On world affairs, the Ukraine war, the Palestine conflict, Hamas, Hezbollah and Iran and even EDCA and our relations with America — these are somewhat irrelevant, not even reflected in the surveys. But closer to home, China's bullying over our "West Philippine Seas" (WPS) and our fishermen's plight on being barred from their traditional fishing grounds are issues BBM failed to address to the satisfaction of the clientele — the Filipino. Add to this his inability to face squarely microeconomic problems, NFA stock and rice shortages, inflation and high prices.

Instead, BBM went off-tangent, allowing his cohorts in the Lower House, headed by his cousin, Speaker Martin Romualdez, to embark on charter change (Cha-cha) under the guise of constitutional economic amendments through people's initiative. The speaker — more a Romualdez than a Marcos — fancies himself as the Marcos heir-apparent in a collision course with Duterte's own heiress, VP Sara. A shift in government to a parliamentary system gives Martin an edge to head the next administration as prime minister — a fool's errand.

Comparative to the first eight quarters in 2016 and 2022, the Deegong never went down below an 80 percent approval rating. BBM's was a precipitous drop to a dismal 53 percent, with his disapproval soaring from 13 percent to 29 percent. What gives?

Politics permeating survey results

The thesis of this column in the comparative analysis of the Pulse Asia data is that politics and political rivalry are the primary root of BBM's current difficulties. The economy and other factors besetting government are mere peripherals.

It was clear from the very start of BBM's regime that the rehabilitation of his father's image as a Philippine dictator during his martial law regime was his primordial objective. The resurrection of the ghost of Ferdinand E. Marcos Sr. (Macoy), therefore requires the negation of all subsequent post-Macoy governments from President Cory Aquino, his nemesis, through General Ramos, a cousin, to GMA, PNoy and especially to the regime of President Duterte, whose daughter, Sara, helped propel him to the presidency, and whom he felt compelled to denigrate to push through his family's agenda. It is worthwhile to be reminded, too, that Sara's grandfather, Davao's former governor Vicente Duterte, was a former Cabinet member of the elder Marcos, establishing their political pedigrees. The Duterte political dynasty, composed of Sara's brothers in elective positions, have professed regret over the Deegong allowing the burial of Makoy on hallowed ground — the Libingan ng mga Bayani — even calling for Marcos Jr.'s resignation as president.

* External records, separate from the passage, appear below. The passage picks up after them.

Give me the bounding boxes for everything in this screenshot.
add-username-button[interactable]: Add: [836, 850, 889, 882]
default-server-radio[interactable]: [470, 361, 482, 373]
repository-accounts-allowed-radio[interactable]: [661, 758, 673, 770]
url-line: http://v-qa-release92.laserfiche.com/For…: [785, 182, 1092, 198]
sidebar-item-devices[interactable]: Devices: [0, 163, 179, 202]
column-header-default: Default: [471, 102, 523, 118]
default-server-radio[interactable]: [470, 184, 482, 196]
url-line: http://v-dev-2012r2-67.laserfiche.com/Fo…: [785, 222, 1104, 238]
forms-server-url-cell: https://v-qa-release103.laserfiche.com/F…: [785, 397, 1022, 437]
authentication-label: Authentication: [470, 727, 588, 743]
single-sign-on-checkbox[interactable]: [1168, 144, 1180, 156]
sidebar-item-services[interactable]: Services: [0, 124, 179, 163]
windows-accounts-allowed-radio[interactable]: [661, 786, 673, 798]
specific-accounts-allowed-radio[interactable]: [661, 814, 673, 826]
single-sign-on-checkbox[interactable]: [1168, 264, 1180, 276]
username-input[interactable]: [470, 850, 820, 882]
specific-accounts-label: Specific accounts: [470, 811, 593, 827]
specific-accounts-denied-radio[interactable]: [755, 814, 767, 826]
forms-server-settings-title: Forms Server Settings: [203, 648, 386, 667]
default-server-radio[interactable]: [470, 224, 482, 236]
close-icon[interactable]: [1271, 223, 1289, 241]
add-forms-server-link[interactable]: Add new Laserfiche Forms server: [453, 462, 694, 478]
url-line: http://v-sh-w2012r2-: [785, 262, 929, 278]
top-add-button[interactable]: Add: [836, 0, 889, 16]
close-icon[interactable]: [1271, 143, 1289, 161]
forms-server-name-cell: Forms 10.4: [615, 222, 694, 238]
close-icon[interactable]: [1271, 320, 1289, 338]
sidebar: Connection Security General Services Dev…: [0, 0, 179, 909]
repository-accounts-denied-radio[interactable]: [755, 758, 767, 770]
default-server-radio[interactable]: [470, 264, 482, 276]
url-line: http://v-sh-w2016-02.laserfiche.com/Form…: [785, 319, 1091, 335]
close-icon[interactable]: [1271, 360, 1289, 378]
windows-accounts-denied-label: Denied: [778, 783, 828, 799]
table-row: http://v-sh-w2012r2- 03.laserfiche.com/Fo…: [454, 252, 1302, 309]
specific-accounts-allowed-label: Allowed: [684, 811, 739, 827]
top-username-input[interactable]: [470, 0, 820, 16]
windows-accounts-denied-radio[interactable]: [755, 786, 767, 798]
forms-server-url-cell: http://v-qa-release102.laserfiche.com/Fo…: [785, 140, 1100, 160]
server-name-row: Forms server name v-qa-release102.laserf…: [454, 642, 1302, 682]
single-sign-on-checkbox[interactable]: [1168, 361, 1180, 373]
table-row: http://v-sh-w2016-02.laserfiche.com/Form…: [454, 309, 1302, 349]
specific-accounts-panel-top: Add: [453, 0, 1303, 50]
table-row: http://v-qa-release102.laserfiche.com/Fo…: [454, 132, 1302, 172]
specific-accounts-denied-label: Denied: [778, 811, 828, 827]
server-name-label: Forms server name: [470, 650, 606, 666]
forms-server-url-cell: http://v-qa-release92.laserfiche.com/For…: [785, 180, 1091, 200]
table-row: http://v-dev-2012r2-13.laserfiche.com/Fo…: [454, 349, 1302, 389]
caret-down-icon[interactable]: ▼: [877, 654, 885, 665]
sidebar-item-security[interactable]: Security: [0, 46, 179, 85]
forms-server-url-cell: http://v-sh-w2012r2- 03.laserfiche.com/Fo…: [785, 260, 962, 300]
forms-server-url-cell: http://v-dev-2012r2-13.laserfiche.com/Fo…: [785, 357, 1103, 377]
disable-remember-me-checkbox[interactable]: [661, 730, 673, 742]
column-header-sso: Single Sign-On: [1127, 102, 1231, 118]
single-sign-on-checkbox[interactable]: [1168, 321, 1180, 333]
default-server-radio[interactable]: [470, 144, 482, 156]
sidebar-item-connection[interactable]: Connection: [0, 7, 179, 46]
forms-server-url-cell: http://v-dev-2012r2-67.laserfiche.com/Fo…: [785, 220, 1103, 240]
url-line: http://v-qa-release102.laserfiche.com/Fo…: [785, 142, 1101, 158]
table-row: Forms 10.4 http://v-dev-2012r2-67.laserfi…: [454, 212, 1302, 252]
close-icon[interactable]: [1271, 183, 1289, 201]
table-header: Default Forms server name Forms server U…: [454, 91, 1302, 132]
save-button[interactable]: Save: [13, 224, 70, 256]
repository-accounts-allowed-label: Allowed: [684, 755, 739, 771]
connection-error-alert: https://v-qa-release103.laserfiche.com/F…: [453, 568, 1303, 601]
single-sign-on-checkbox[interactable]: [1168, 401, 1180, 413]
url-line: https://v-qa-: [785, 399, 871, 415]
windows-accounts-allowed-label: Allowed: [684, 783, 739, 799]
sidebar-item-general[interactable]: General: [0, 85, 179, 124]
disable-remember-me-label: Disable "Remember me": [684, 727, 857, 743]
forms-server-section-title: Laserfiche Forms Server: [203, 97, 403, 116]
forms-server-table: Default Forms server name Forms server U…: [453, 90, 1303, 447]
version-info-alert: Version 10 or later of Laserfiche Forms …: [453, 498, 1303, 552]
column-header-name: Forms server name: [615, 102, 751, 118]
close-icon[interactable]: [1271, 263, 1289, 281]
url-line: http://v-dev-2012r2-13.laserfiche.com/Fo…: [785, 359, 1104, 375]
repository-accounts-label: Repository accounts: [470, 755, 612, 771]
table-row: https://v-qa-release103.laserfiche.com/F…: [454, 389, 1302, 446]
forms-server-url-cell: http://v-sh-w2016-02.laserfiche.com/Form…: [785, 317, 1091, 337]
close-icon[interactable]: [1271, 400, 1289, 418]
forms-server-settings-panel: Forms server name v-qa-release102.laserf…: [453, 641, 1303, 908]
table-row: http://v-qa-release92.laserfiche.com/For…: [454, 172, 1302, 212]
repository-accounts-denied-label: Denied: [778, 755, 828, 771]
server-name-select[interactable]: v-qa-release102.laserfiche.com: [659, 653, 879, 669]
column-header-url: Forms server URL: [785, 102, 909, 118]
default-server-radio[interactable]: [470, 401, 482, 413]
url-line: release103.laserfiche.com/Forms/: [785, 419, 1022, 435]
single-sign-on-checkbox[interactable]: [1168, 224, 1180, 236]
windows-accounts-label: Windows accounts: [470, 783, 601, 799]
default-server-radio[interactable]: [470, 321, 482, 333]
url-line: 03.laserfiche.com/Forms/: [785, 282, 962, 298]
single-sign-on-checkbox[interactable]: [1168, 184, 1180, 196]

In the intervening months, issues and crises have cropped up, which now involved even the first lady, Liza Araneta-Marcos, an accomplished lawyer and academic who emerged from the shadows of the Marcos-Romualdez clan and projected an image of an arrogant and powerful consort but an unelected power wielder herself — a stark contrast to a perceived weak and docile and unlettered husband. These are all reflected in the Pulse Asia survey suggesting that BBM is leading the country in the wrong direction.

Open split between political dynasties

Captured in the Pulse Asia surveys are just the nuances of the final break in what was once regarded as a "UniTeam-Dream Team" represented by the President and his vice president. I quote excerpts from my column of Aug. 21, 2024: "...what precipitated the breakup of the 2022 Marcos-Duterte coalition was the ultimate question: Whose dynasty dominates and holds political power post-2028 and beyond? This necessitated the defanging of rival heiress and president-in-waiting VP Sara, rendering her castrated as VP and education secretary."